The cut-off value is estimated using two methods:

• In the non-parametric method, the range of observations is divided into intervals by 250 equidistant points. For each of these points the corresponding values of sensitivity and specificity are calculated. The cut-off point, d₀, is determined from these values.
• In the parametric method, it is assumed that relationships between sensitivity or specificity and optical density can be fitted by cumulative normal distribution functions - rather than using percentiles. The cut-off point lies at the intersection of these two curves.
Since the distributions here do approximate to normal, we have given the d₀ for the parametric method.

The vertical lines represent the intermediate range for parametric and non-parametric estimates of the cut-off point. Any readings within the intermediate range marked on the graph can be regarded as borderline for clinical interpretation of the test result.
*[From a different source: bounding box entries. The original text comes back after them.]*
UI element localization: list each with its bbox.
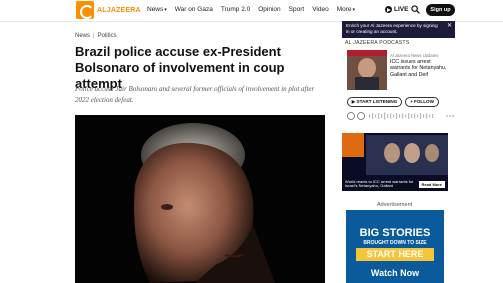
nav-item-war-on-gaza[interactable]: War on Gaza [175, 6, 213, 13]
podcast-episode-title[interactable]: ICC issues arrest warrants for Netanyahu… [390, 59, 450, 78]
article-standfirst: Police accuse Jair Bolsonaro and several… [75, 85, 315, 104]
breadcrumb-separator: | [93, 33, 95, 39]
breadcrumb-politics[interactable]: Politics [98, 33, 117, 39]
breadcrumb: News | Politics [75, 33, 117, 39]
ad-watch-now[interactable]: Watch Now [346, 268, 444, 278]
video-ad-caption: World reacts to ICC arrest warrants for … [345, 178, 414, 189]
advertisement-banner[interactable]: BIG STORIES BROUGHT DOWN TO SIZE START H… [346, 210, 444, 283]
play-icon [385, 6, 392, 13]
chevron-down-icon: ▾ [352, 7, 356, 13]
nav-item-more[interactable]: More▾ [337, 6, 355, 13]
signin-banner[interactable]: Enrich your Al Jazeera experience by sig… [342, 21, 455, 38]
podcast-show-name: Al Jazeera News Updates [390, 53, 439, 58]
nav-item-video[interactable]: Video [312, 6, 329, 13]
follow-button[interactable]: + FOLLOW [405, 97, 439, 107]
video-ad[interactable]: World reacts to ICC arrest warrants for … [342, 133, 448, 191]
signup-button[interactable]: Sign up [426, 4, 455, 16]
podcasts-heading: AL JAZEERA PODCASTS [345, 40, 410, 46]
podcast-thumbnail[interactable] [347, 50, 387, 90]
start-listening-button[interactable]: ▶ START LISTENING [347, 97, 402, 107]
nav-item-trump[interactable]: Trump 2.0 [221, 6, 250, 13]
podcast-thumbnail-image [347, 50, 387, 90]
signin-banner-text: Enrich your Al Jazeera experience by sig… [346, 23, 438, 34]
nav-item-news[interactable]: News▾ [147, 6, 167, 13]
read-more-button[interactable]: Read More [418, 181, 445, 188]
site-header: ALJAZEERA News▾ War on Gaza Trump 2.0 Op… [0, 0, 503, 22]
live-button[interactable]: LIVE [385, 6, 408, 13]
waveform [369, 112, 434, 120]
hero-portrait-illustration [75, 115, 325, 283]
aljazeera-logo-icon [76, 1, 94, 19]
ad-start-here: START HERE [356, 248, 434, 261]
advertisement-label: Advertisement [377, 202, 413, 208]
nav-item-sport[interactable]: Sport [289, 6, 305, 13]
logo-text: ALJAZEERA [97, 6, 141, 14]
nav-item-opinion[interactable]: Opinion [258, 6, 280, 13]
ad-headline: BIG STORIES [359, 227, 431, 239]
live-label: LIVE [394, 6, 409, 13]
breadcrumb-news[interactable]: News [75, 33, 90, 39]
close-icon[interactable]: ✕ [447, 23, 452, 29]
rewind-icon [347, 112, 355, 120]
search-icon[interactable] [411, 5, 420, 14]
hero-image [75, 115, 325, 283]
ad-subheadline: BROUGHT DOWN TO SIZE [363, 240, 427, 246]
forward-icon [357, 112, 365, 120]
aljazeera-logo[interactable]: ALJAZEERA [76, 1, 141, 19]
more-icon [446, 115, 454, 117]
chevron-down-icon: ▾ [164, 7, 167, 13]
audio-player[interactable] [347, 111, 455, 121]
main-nav: News▾ War on Gaza Trump 2.0 Opinion Spor… [147, 6, 355, 13]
Their position is set by the user, who selects desired levels of sensitivity and specificity.

As with Win-Episcope this package has its strengths and weaknesses, namely:

• it will accept large data sets, and provides a comprehensive set of analyses but:
• it will only accept data in raw form, unlike the frequency table data accepted by Win-Episcope;
• it is not as easy to use (not least because the version we downloaded did not include help files!)